Currently, the SABLE server is also being evaluated by the EVA meta-server. As of December 2003, using a set of 42 proteins derived from the non-redundant structures that were submitted recently to the PDB and had no homology to our training set, the SABLE server was estimated by EVA to achieve accuracy of 77.7% in terms of average Q3 measure and 76.5% in terms of average SOV measure. Please, refer to the EVA page for current accuracy estimates. For the three state prediction we use the following conversion of the secondary structure states provided by DSSP: {G,I,H}=>H; {B,E}=>E; {T,S,L,C}=>C.

As for relative solvent accessibility (RSA) prediction, SABLE reached accuracy of about 77% for the two state problem, with RSA of 25% separating the buried and exposed residues (the base line in this case is about 67%). However, SABLE avoids in fact crisp definition of descrete classes, enabling accurate predictions for a range of RSA.

A table represents the prediction accuracy of the target models of the CASP competition. Prediction was performed only to models with no sequence redundancy to the SABLE training set.

Secondary structure Solvent accessibility
Set No. proteins Q3, % SOV, % MAE CC
CASP 6 48 79.6 78.3 14.6 0.67
CASP 5 41 76.1 77.6 15.8 0.63
CASP 4 25 78.9 73.0 15.7 0.63

Training and control sets

For training purposes we used a subset of 860 protein families derived from Protein Families (PFAM) database containing non-redundant families. As for control sets, non-redundant structures from the PDB database submitted during 2002 have been taken on quaterly basis. If PDB entry contained a complex, only first chain has been taken. Below are files with list of proteins used within training and control sets:

Terms of use and disclaimer

Use of the SABLE web site and server is at your own risk and no liability is accepted for any loss or damage arising through use of the web site and the SABLE server predictions. Access to the service is available free of charge for academic users. However, this service must not be used for direct commercial gain. We reserve the right to withdraw the service or make access subject to specific terms of use, including payment, for users making excessive use of the service.

SABLE makes use of the PsiBLAST program for sequence alignment by S. Altschul and colleagues and we hereby thank the authors of PsiBLAST for making their program available as a public domain package.
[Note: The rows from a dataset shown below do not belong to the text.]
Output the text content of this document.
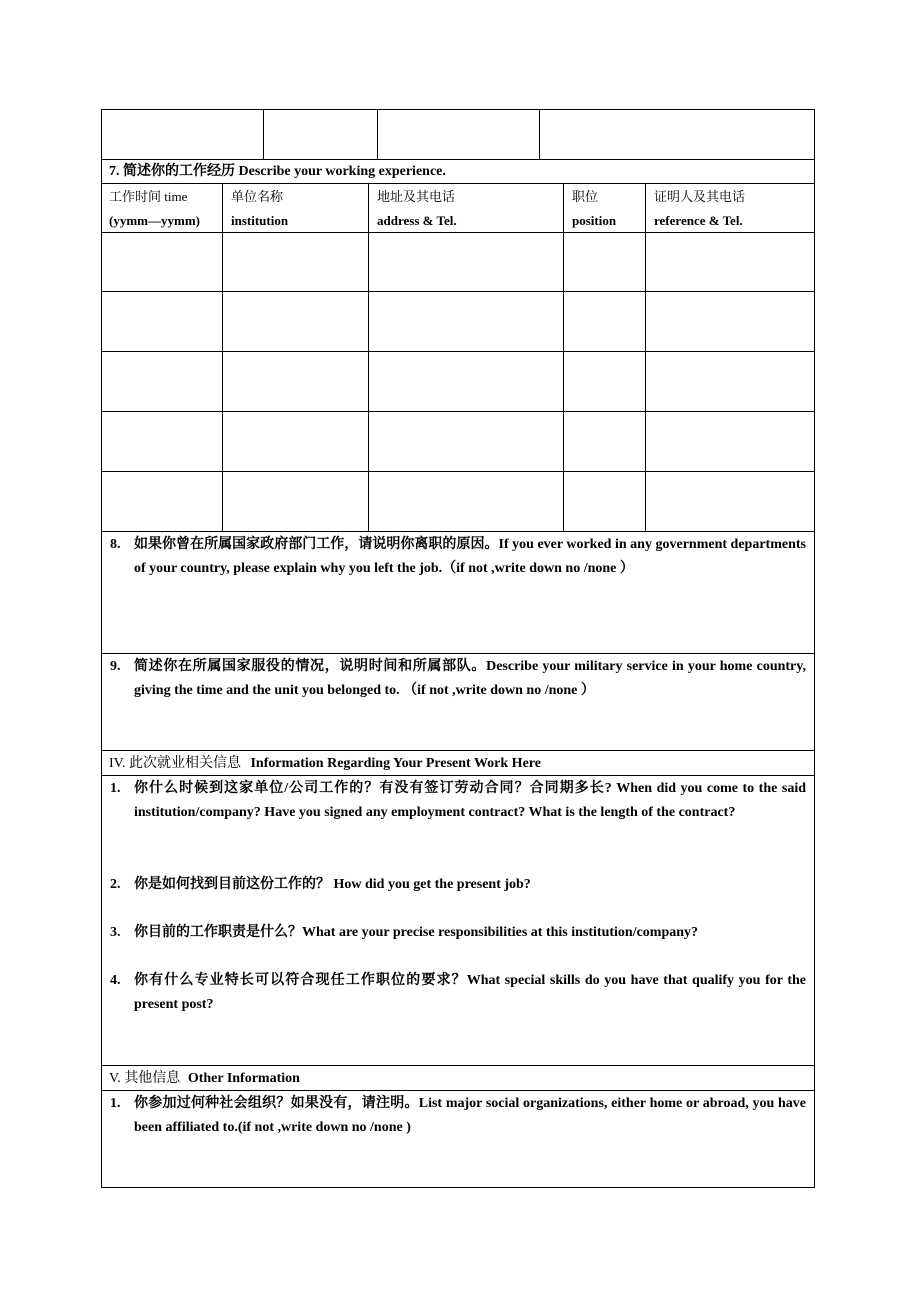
7. 简述你的工作经历 Describe your working experience.
工作时间 time
(yymm—yymm)
单位名称
institution
地址及其电话
address & Tel.
职位
position
证明人及其电话
reference & Tel.
8. 如果你曾在所属国家政府部门工作，请说明你离职的原因。If you ever worked in any government departments of your country, please explain why you left the job.（if not ,write down no /none ）
9. 简述你在所属国家服役的情况，说明时间和所属部队。Describe your military service in your home country, giving the time and the unit you belonged to. （if not ,write down no /none ）
IV. 此次就业相关信息 Information Regarding Your Present Work Here
1. 你什么时候到这家单位/公司工作的？有没有签订劳动合同？合同期多长? When did you come to the said institution/company? Have you signed any employment contract? What is the length of the contract?
2. 你是如何找到目前这份工作的？ How did you get the present job?
3. 你目前的工作职责是什么？What are your precise responsibilities at this institution/company?
4. 你有什么专业特长可以符合现任工作职位的要求？What special skills do you have that qualify you for the present post?
V. 其他信息 Other Information
1. 你参加过何种社会组织？如果没有，请注明。List major social organizations, either home or abroad, you have been affiliated to.(if not ,write down no /none )
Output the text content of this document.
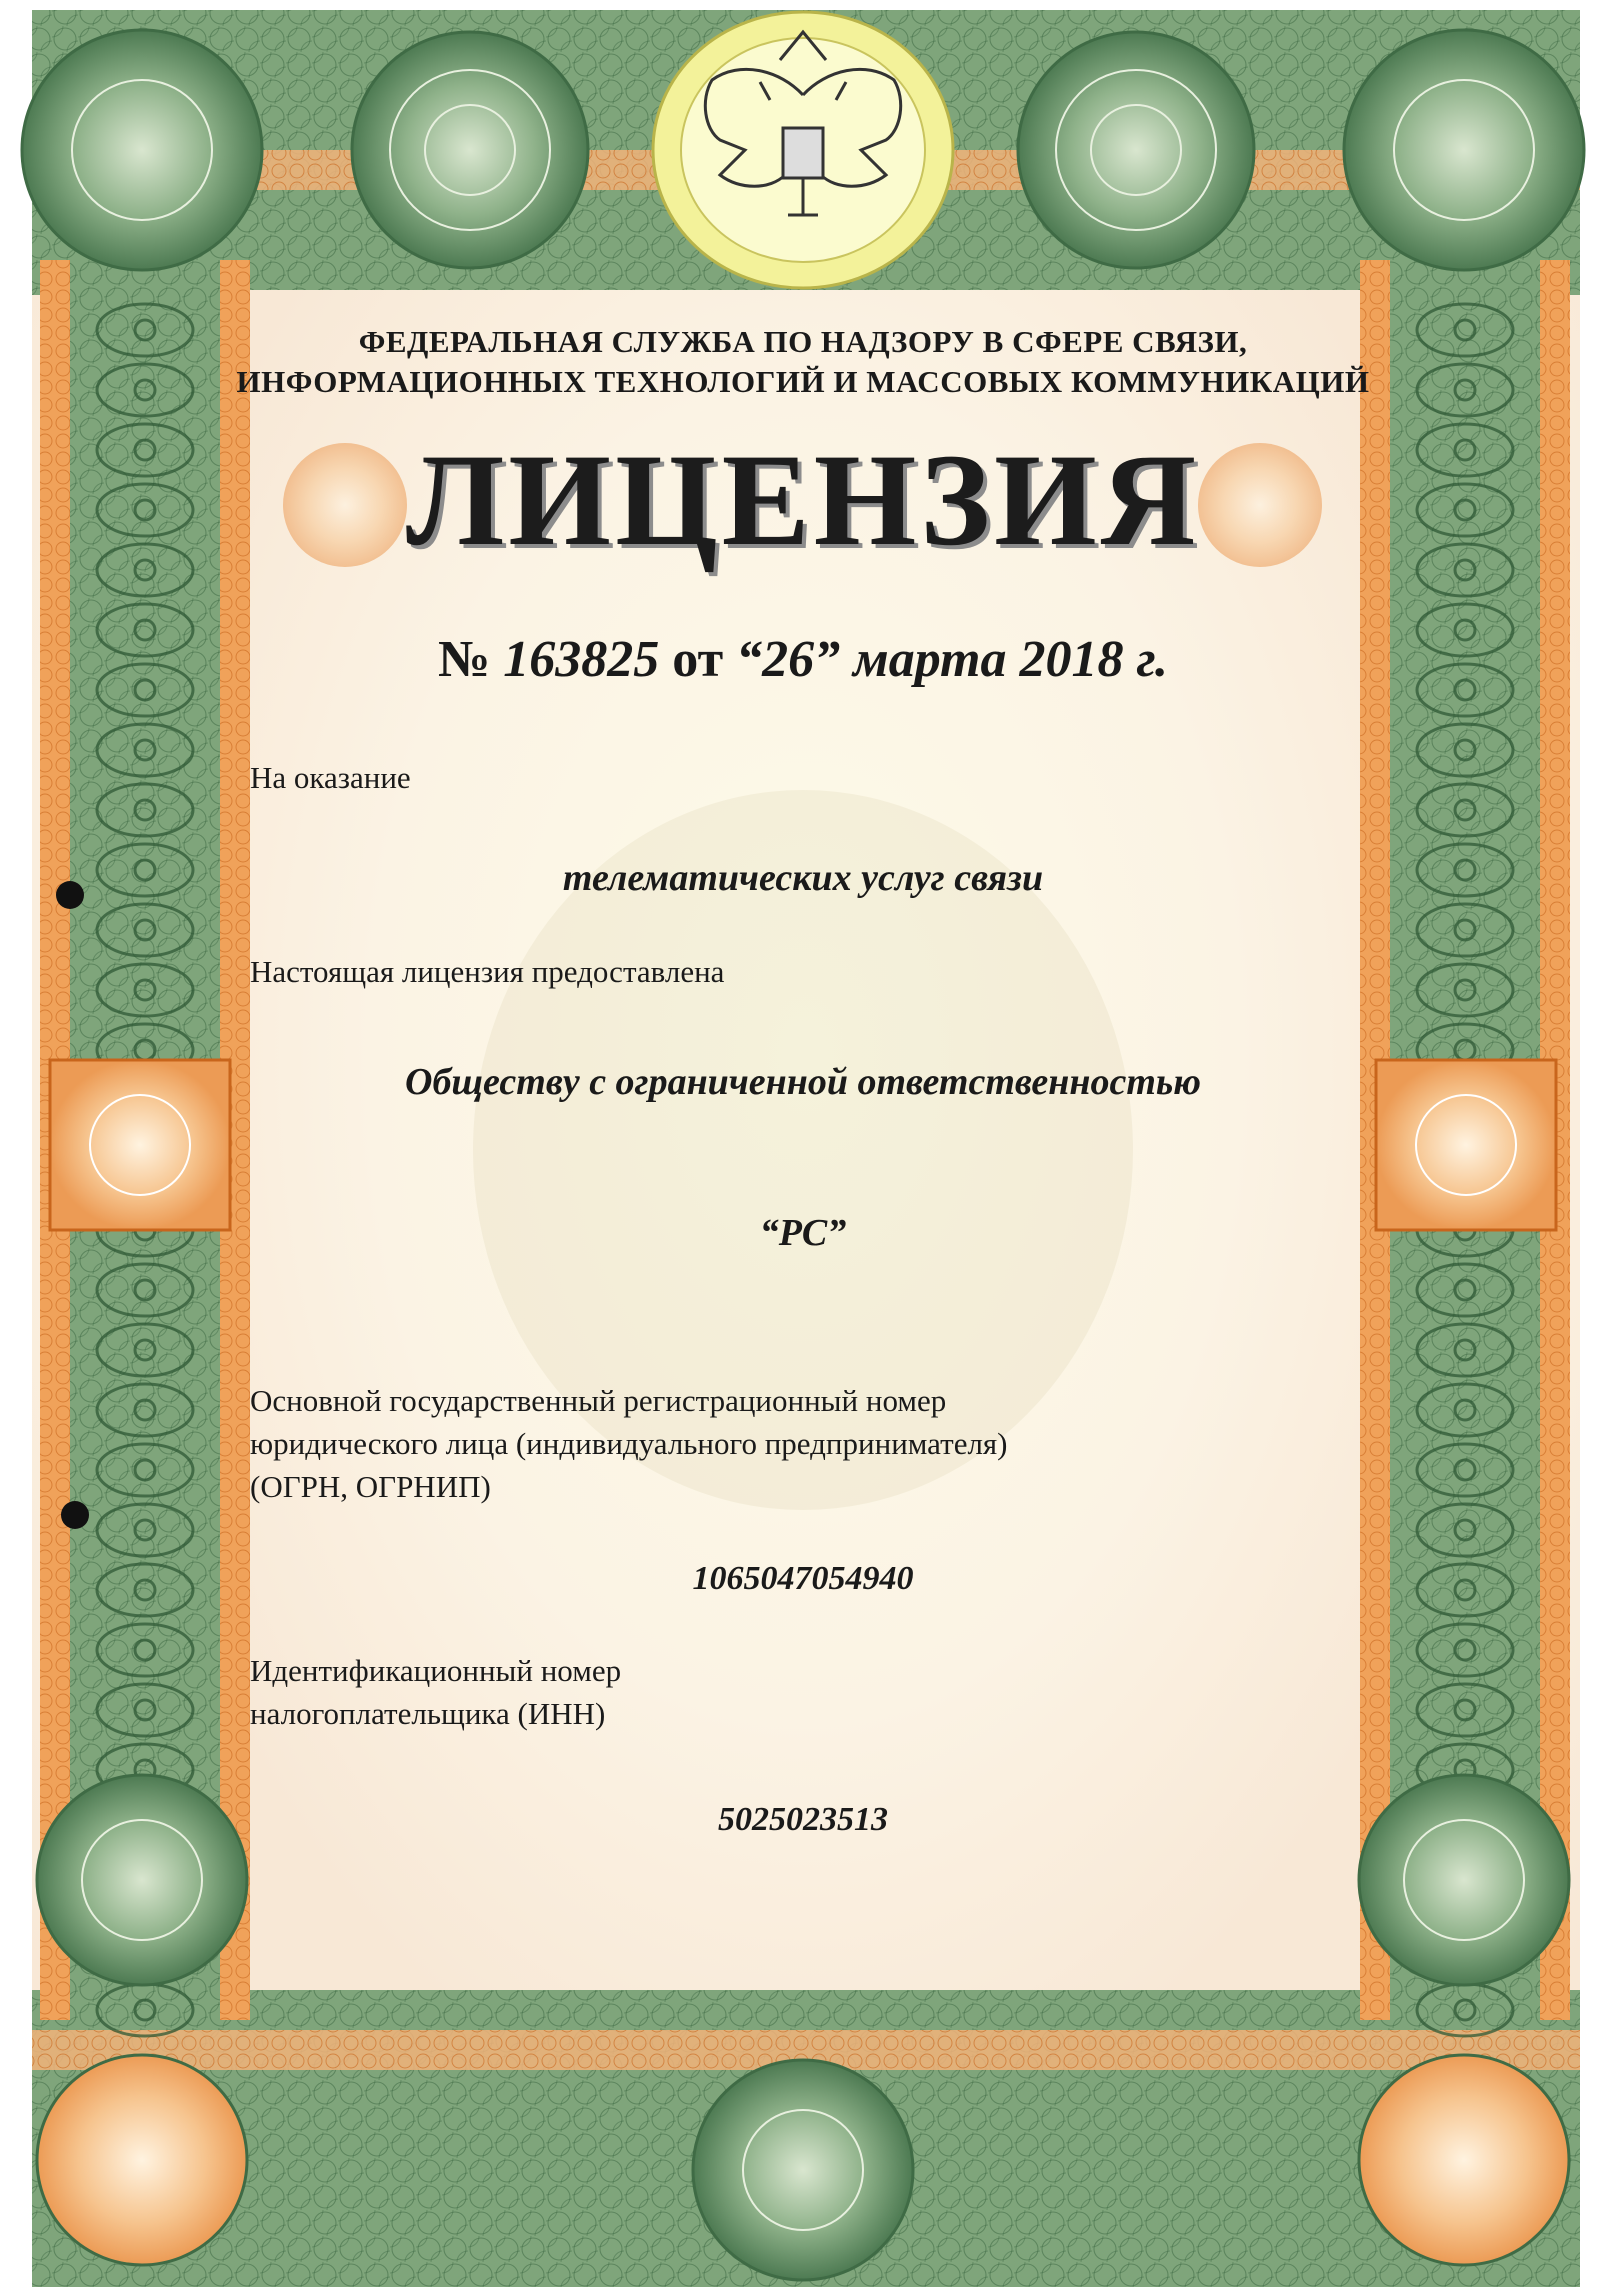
ФЕДЕРАЛЬНАЯ СЛУЖБА ПО НАДЗОРУ В СФЕРЕ СВЯЗИ,
ИНФОРМАЦИОННЫХ ТЕХНОЛОГИЙ И МАССОВЫХ КОММУНИКАЦИЙ
ЛИЦЕНЗИЯ
№ 163825 от “26” марта 2018 г.
На оказание
телематических услуг связи
Настоящая лицензия предоставлена
Обществу с ограниченной ответственностью
“РС”
Основной государственный регистрационный номер
юридического лица (индивидуального предпринимателя)
(ОГРН, ОГРНИП)
1065047054940
Идентификационный номер
налогоплательщика (ИНН)
5025023513
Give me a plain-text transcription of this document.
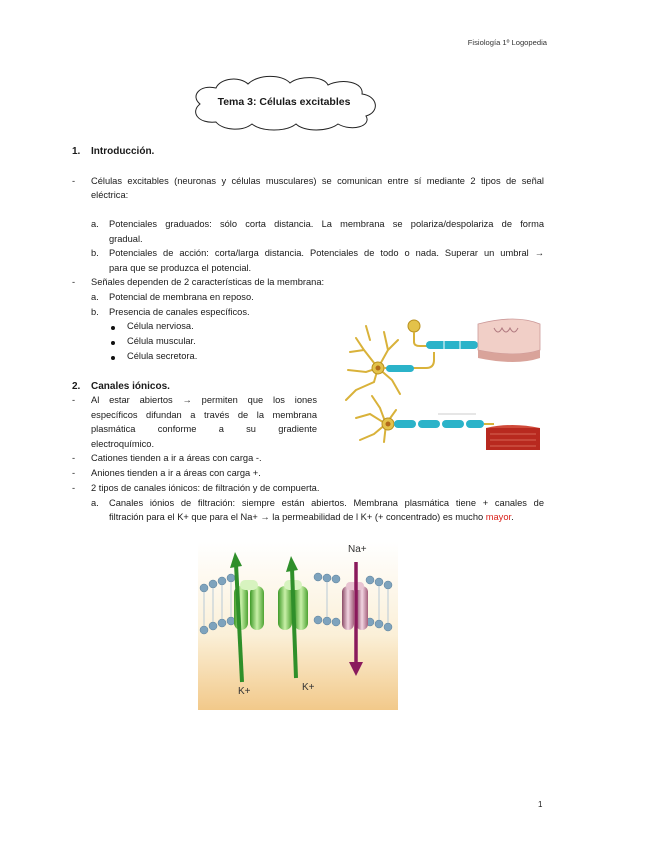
Fisiología 1º Logopedia
Tema 3: Células excitables
1. Introducción.
- Células excitables (neuronas y células musculares) se comunican entre sí mediante 2 tipos de señal
eléctrica:
a. Potenciales graduados: sólo corta distancia. La membrana se polariza/despolariza de forma
gradual.
b. Potenciales de acción: corta/larga distancia. Potenciales de todo o nada. Superar un umbral →
para que se produzca el potencial.
- Señales dependen de 2 características de la membrana:
a. Potencial de membrana en reposo.
b. Presencia de canales específicos.
Célula nerviosa.
Célula muscular.
Célula secretora.
2. Canales iónicos.
- Al estar abiertos → permiten que los iones
específicos difundan a través de la membrana
plasmática conforme a su gradiente
electroquímico.
- Cationes tienden a ir a áreas con carga -.
- Aniones tienden a ir a áreas con carga +.
- 2 tipos de canales iónicos: de filtración y de compuerta.
a. Canales iónios de filtración: siempre están abiertos. Membrana plasmática tiene + canales de
filtración para el K+ que para el Na+ → la permeabilidad de l K+ (+ concentrado) es mucho mayor.
Na+
K+	K+
1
It is our intention that SABLE will be used in a similar spirit to advance scientific research.

References

Please, use the following references:

R. Adamczak, A. Porollo, J. Meller, Accurate Prediction of Solvent Accessibility Using Neural Networks Based Regression, Proteins: Structure, Function and Bioinformatics, 2004, 56:753-67.

R. Adamczak, A. Porollo, J. Meller, Combining Prediction of Secondary Structure and Solvent Accessibility in Proteins, Proteins: Structure, Function and Bioinformatics, 2005, 59:467-75.

M.Wagner, R. Adamczak, A. Porollo, J. Meller, Linear regression models for solvent accessibility prediction in proteins, Journal of Computational Biology, 2005, 12:355-69.

A. Porollo, R. Adamczak, M. Wagner and J. Meller, Maximum Feasibility Approach for Consensus Classifiers: Applications to Protein Structure Prediction, CIRAS 2003 (conference proceedings).